The high rate of hemorrhagic transformation observed in our population receiving IV-tPA (53 %) is in accordance with the rate predicted by the SPAN-100 [27]. Hemorrhagic transformation and symptomatic intracranial hemorrhage might also partly explain the absence of IV-tPA benefit in the present study as we showed that symptomatic intracranial hemorrhage tended to be associated with the mRS at three months and death in the first 7 days. However, in IST-3, symptomatic intracranial hemorrhage did not affect clearly the outcome at six months [23], and while thrombolysis was found to be associated with hemorrhagic transformation in bivariate analysis, it did not remain significant in multivariate analysis. Conversely, intracranial occlusion and stroke severity at 24 h were independent predictors of hemorrhagic transformation.
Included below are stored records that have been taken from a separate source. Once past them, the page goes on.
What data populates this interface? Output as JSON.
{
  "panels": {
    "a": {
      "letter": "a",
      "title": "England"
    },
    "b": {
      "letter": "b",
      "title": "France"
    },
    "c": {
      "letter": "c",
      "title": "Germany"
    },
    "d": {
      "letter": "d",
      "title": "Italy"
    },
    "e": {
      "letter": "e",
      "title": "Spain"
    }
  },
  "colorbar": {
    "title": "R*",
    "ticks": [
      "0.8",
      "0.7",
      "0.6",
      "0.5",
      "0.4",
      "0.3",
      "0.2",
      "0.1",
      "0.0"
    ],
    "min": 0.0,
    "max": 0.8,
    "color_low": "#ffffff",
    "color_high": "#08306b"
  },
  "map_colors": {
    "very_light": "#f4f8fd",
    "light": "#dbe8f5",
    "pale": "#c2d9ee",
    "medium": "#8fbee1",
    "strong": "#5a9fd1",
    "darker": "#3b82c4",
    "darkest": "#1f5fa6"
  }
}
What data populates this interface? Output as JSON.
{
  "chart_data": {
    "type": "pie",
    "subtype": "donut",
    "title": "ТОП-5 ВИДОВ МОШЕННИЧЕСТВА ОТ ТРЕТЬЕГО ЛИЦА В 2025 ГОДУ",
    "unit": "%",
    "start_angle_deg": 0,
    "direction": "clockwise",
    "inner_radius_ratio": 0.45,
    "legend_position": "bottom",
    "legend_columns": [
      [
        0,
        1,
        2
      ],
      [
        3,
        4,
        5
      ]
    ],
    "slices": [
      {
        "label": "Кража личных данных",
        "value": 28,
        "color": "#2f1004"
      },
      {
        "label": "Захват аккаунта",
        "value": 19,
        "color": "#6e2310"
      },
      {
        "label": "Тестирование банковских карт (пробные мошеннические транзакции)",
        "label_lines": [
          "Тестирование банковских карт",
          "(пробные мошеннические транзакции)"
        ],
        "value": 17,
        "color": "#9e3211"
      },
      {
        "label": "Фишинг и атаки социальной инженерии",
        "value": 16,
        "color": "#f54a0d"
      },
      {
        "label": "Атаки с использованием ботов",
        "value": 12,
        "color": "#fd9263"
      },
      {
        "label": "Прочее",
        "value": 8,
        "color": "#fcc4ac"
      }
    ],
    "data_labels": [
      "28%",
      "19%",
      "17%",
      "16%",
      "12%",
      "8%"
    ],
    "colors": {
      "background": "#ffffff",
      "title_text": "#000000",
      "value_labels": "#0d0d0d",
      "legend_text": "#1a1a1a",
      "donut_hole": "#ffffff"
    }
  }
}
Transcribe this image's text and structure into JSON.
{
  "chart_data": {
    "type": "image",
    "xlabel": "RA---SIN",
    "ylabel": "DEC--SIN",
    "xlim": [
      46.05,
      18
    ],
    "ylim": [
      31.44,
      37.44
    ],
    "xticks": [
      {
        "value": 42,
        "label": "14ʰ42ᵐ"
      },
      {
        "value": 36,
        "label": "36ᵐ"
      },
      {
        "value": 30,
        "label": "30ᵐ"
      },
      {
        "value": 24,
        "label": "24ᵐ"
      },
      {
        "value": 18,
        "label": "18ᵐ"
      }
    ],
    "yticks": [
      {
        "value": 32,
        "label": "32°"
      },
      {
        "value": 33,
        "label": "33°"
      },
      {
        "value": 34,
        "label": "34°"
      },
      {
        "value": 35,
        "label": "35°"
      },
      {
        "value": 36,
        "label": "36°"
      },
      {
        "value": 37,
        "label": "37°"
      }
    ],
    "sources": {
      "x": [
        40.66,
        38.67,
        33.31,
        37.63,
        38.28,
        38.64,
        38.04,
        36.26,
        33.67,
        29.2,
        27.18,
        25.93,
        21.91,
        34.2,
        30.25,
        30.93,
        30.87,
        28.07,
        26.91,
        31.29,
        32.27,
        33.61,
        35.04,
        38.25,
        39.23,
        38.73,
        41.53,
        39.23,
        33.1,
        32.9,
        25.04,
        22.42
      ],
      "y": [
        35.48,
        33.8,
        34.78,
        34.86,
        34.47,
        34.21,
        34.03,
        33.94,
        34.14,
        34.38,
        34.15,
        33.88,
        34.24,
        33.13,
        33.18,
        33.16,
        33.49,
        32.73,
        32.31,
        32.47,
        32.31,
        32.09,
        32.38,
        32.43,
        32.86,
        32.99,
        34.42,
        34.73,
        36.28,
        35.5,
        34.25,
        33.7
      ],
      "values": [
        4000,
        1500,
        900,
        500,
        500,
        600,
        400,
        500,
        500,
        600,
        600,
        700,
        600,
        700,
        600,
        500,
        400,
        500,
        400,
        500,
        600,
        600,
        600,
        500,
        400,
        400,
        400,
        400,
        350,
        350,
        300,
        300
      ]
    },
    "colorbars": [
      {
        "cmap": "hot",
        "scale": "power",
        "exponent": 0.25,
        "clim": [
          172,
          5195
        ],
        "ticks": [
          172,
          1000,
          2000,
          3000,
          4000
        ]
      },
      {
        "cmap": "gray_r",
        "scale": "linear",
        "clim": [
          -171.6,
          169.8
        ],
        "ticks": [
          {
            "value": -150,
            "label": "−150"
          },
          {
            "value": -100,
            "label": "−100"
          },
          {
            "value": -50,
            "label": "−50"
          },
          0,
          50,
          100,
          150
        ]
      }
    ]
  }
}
The association between intracranial occlusion and hemorrhagic transformation has already been described [28] and might be related to the larger infarct size observed in this condition.

The results of this study should be interpreted cautiously due to several limitations. First, the retrospective design and the small sample size limits the power of statistical analysis. But the characteristics of our population are in line with previous studies and support the validity of our sample. Second, IV-tPA was administered until 4.5 h while some recommendations limit the use of this treatment to 3 h post-stroke onset in patients older than 80 y.o. [21]. However, treatment was initiated early in our sample (mean 168 ± SD 48 min) which might have limited the influence of the delay. Third, CTP imaging was not performed in non-thrombolysed patients, which did not allow direct comparisons between groups. Finally, the absence of evaluation of recanalization and/or reperfusion and final infarct size also limits the interpretation of results.

Conclusion

IV-tPA administered early after IS onset in our sample of patients aged over 90 y.o. did not influence the functional prognosis whereas most of them had a favorable neuroimaging pattern. Moreover, hemorrhagic transformation and post-stroke complications were more frequent in thrombolysed patients, and symptomatic intracranial hemorrhage tended to worsen the functional outcome at three months and increase the rate of death in the first 7 days.

While the identification of additional predictors could be useful to improve the selection of patients suitable for IV-tPA, other revascularization techniques such as mechanical thrombectomy might be considered in this frail population in order to reduce hemorrhagic transformation, early clinical worsening, the vicious circle of post-stroke complications and extended duration of hospitalization. Further studies are needed to confirm those results.